Claudio Reyna has recently been hired as the U.S. Soccer youth technical director, and has outlined a national curriculum for developing players through all levels of American soccer.
“We can't lose sight of the development of our players,” he said. “Everyone is looking at (their own development system) all around the world. This doesn't capture the attention of a World Cup, but understanding the solutions ... is what all of us in this boat are learning. We do need to get better and we want to get better and the easiest way to do that is through coaching.”
U.S. Soccer will release its curriculum later this summer. It will concentrate on three levels: Zone 1 (under-6 to under-12), Zone 2 (12 to 18) and Zone 3 (elite players, including colleges and professionals).
Each level will have set parameters in tactics, technique, fitness and psychology, providing direction for coaches to develop players to their fullest. Reyna said that approach is critical because it means players in California or Florida or Connecticut are being taught the basics in the same way.

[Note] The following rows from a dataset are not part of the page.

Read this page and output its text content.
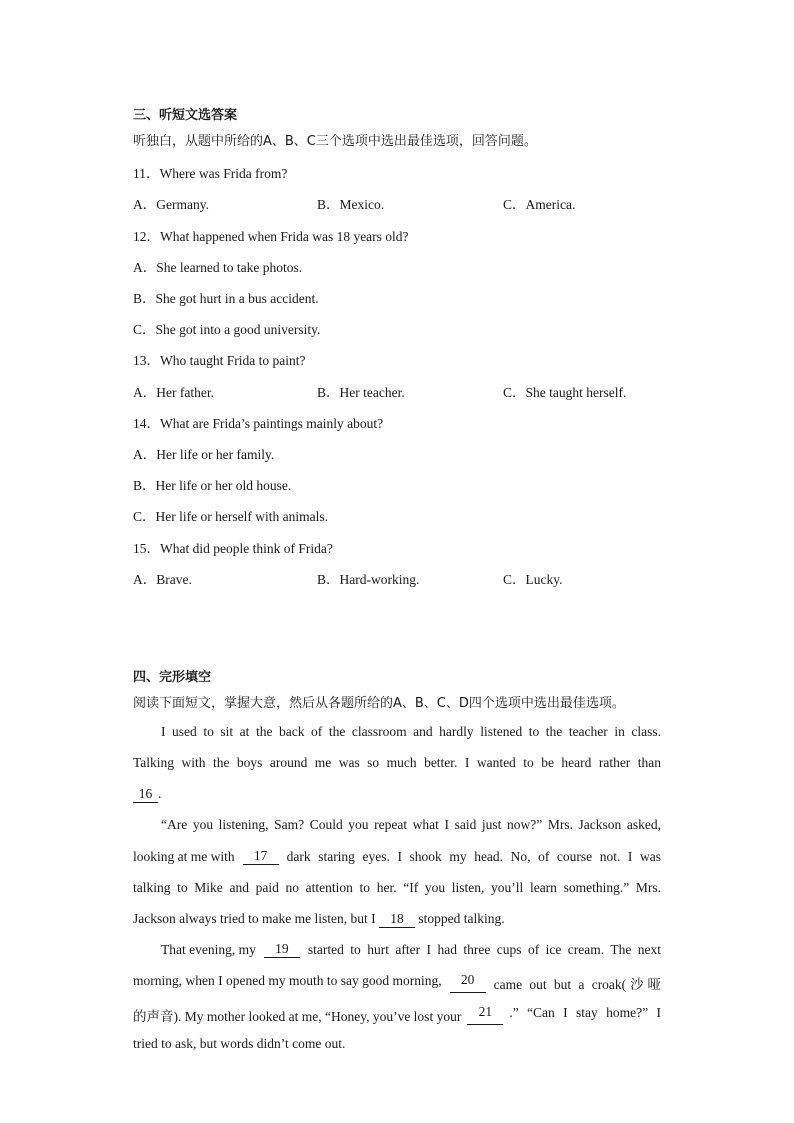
三、听短文选答案
听独白，从题中所给的A、B、C三个选项中选出最佳选项，回答问题。
11．Where was Frida from?
A．Germany.	B．Mexico.	C．America.
12．What happened when Frida was 18 years old?
A．She learned to take photos.
B．She got hurt in a bus accident.
C．She got into a good university.
13．Who taught Frida to paint?
A．Her father.	B．Her teacher.	C．She taught herself.
14．What are Frida’s paintings mainly about?
A．Her life or her family.
B．Her life or her old house.
C．Her life or herself with animals.
15．What did people think of Frida?
A．Brave.	B．Hard-working.	C．Lucky.
四、完形填空
阅读下面短文，掌握大意，然后从各题所给的A、B、C、D四个选项中选出最佳选项。
I used to sit at the back of the classroom and hardly listened to the teacher in class.
Talking with the boys around me was so much better. I wanted to be heard rather than
16 .
“Are you listening, Sam? Could you repeat what I said just now?” Mrs. Jackson asked,
looking at me with	17	dark staring eyes. I shook my head. No, of course not. I was
talking to Mike and paid no attention to her. “If you listen, you’ll learn something.” Mrs.
Jackson always tried to make me listen, but I 18 stopped talking.
That evening, my	19	started to hurt after I had three cups of ice cream. The next
morning, when I opened my mouth to say good morning,	20	came out but a croak(沙哑
的声音). My mother looked at me, “Honey, you’ve lost your	21	.” “Can I stay home?” I
tried to ask, but words didn’t come out.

He's seen such methods work abroad and has no doubt that is the way to go in the United States.
“It's age-appropriate player development,” he said, noting that tactics and psychology won't apply to the youngest players. “We can provide the vision to coaches through this curriculum.”
The curriculum also covers coaching methodology and nutrition. U.S. Soccer will provide individualized season plans for each age group, with the hope that, for example, an Under-12 national tournament would eventually feature teams schooled the same way in the fundamentals of the game.
An online library of training sessions for coaches to access will be made available, and Reyna plans to have a hands-on role with coaches across the nation.
Reyna emphasized the need to upgrade the knowledge base for youth coaches, noting that often parents coach their kids in recreation leagues. He encourages those parents to learn more about soccer, and believes the curriculum can help in that area, as well.
“I went to an international tournament with an American team playing,” he said, “and you just see the difference of where we are behind, on the field and off the field. There's a big difference between what kids are learning over there compared to here.”
He has set no timetable for measurable progress, but is certain that progress will come.
“To catch other nations, first we really have to look at how we can do that, how we can make up that difference,” Reyna said. “We need to be honest and recognize that as a country, we are behind.”